The BLS findings will undoubtedly provide companies an argument for bringing workers back to the office.
Tesla
CEO Elon Musk recently called coming to work a “moral issue.” Musk’s point is that assembly-line workers can’t work from home, and so engineers, designers, and support staff shouldn’t be able to unless there’s a very good reason.

Given these numbers, returning to work would provide considerable economic stimulus. If workers fill up offices at a 2019 rate and work 8.2 hours a day instead of the at-home 5.7 hours, the economy would add roughly 800 million weeks of work, an 8% bump. Of course, maybe they should do so anyway to protect their jobs from hardworking AI chatbots.

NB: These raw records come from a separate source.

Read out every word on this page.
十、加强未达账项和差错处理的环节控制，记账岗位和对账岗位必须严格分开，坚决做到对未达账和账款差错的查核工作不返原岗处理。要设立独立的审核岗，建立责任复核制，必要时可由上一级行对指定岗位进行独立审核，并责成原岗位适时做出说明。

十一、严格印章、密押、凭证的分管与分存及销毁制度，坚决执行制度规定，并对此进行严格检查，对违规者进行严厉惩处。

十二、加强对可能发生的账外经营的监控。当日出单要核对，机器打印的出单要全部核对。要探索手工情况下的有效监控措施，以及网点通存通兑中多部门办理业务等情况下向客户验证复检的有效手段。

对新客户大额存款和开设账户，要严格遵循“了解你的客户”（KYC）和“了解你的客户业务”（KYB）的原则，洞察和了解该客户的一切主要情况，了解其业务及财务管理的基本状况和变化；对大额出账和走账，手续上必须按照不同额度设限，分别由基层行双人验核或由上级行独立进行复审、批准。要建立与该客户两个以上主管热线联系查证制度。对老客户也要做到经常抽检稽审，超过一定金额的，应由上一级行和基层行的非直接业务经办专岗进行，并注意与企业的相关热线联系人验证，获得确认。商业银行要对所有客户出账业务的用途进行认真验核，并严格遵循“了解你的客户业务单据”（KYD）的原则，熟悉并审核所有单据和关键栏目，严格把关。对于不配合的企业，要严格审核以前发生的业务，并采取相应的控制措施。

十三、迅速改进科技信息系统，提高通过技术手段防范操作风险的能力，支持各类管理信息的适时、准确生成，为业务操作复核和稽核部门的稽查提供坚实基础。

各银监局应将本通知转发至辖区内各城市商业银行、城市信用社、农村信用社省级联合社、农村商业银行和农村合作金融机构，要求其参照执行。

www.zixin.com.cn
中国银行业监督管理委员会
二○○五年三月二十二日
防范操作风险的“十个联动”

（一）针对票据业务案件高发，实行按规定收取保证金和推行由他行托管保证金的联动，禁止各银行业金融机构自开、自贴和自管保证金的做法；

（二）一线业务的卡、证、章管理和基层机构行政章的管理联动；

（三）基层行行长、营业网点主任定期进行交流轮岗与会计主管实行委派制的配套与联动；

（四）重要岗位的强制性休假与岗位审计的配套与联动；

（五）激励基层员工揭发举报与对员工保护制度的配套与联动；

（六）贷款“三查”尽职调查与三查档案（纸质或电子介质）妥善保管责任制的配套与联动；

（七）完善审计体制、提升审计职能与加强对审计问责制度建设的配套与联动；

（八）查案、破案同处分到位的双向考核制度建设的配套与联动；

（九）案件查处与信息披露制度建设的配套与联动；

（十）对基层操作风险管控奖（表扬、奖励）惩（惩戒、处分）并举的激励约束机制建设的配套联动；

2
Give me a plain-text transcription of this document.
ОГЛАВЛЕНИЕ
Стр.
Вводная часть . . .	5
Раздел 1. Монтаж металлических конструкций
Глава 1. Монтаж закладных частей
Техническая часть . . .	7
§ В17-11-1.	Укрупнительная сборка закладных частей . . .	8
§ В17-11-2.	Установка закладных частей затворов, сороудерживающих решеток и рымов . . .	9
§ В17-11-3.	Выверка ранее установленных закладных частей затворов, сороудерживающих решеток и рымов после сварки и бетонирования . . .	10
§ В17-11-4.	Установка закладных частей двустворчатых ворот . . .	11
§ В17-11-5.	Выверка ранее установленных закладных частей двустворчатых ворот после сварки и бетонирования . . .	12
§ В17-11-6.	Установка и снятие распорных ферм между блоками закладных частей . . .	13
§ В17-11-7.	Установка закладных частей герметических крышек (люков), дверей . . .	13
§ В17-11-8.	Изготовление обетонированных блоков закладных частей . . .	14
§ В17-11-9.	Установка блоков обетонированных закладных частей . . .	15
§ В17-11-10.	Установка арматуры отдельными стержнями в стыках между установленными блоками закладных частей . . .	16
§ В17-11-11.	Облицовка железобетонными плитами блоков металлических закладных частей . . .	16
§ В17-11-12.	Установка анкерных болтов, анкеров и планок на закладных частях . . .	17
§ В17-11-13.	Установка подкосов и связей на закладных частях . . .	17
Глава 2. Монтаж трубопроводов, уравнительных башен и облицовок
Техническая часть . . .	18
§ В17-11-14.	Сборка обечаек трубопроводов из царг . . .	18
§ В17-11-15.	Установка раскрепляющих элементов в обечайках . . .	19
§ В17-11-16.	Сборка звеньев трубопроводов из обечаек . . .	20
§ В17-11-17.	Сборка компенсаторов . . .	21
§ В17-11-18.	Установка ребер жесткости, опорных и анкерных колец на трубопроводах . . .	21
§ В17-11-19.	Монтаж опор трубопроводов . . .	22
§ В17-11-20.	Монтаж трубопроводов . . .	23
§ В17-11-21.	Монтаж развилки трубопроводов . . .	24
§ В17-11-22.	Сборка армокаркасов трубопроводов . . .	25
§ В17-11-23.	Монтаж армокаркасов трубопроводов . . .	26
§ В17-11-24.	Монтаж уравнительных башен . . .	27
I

Write to Al Root at allen.root@dowjones.com

Last Week

A Bullish First Half

Stocks fell to start the week, but advanced as Case-Shiller home prices fell 0.2% in April, new-home sales and durable orders rose, and consumer confidence hit a 17-month high. A Wall Street Journal report that the U.S. was pondering export curbs on artificial-intelligence chips to China dampened the rally, but stocks rose on lower inflation and weak consumer spending. On the week, the Dow Jones Industrial Average rose 2% to 34,407.60; the S&P 500 was up 2.4% to 4450.38; and the Nasdaq Composite ticked up 2.2% to 13,787.92, its best first half, at 31.73%, since 1983.

Central Banker Consensus

Top central bankers met in Sintra, Portugal, mostly calling for higher interest rates to quell persistent inflation, despite the risk of financial instability. Fed Chairman Jerome Powell summed it up: “Although policy is restrictive, it’s not restrictive enough.”

Internet for All

The White House launched its $42 billion effort to provide high-speed internet to all Americans—part of a larger effort to sell President Biden’s economic agenda. Meanwhile, the Supreme Court overturned affirmative action in higher education and tossed out Biden’s student-loan relief plan.

Mutiny and Fallout

After sending his Wagner Group forces north toward Moscow, Yevgeny Prigozhin agreed to a deal with Russian President Putin brokered by Belarus President Alexander Lukashenko: Go into exile in Belarus, disband Wagner, and be cleared of treason charges. The deal left many questions unanswered: What would happen to Prigozhin, his paramilitary force, and Putin’s regime? Prigozhin flew to Belarus as Putin began targeting his allies, including detaining Gen. Sergei Surovikin.

The Corporate Front

Robinhood Markets
said it was laying off 7% of its workforce—about 150 people—while KPMG trimmed 5% of its U.S. employees,
Goldman Sachs
125 managing directors, and
Ford Motor
1,000 salaried workers…All 23 big banks passed Federal Reserve stress tests, allowing them to increase buybacks and dividends…
Micron Technology
unexpectedly beat on earnings…On Friday,
Apple
hit $3 trillion in market cap.

Annals of Deal Making

IBM
announced it was buying software company Apptio from Vista Equity Partners for $4.6 billon in cash. Vista took Apptio private in 2018 for $1.9 billion…Logistics real estate giant
Prologis
bought a portfolio of industrial assets from Blackstone for $3.1 billion…
UnitedHealth’s
Optum unit agreed to buy home healthcare provider
Amedisys
for $3.29 billion…
Lordstown Motors
filed for Chapter 11 and sued
Foxconn Technology Group,
which had agreed in November to buy the electric-truck maker’s former General Motors plant in Lordstown, Ohio, and make its Endurance truck for $170 million…
Microsoft
and
Activision Blizzard
tried to save their merger in federal court, where the Federal Trade Commission is seeking an injunction to stop the deal from closing.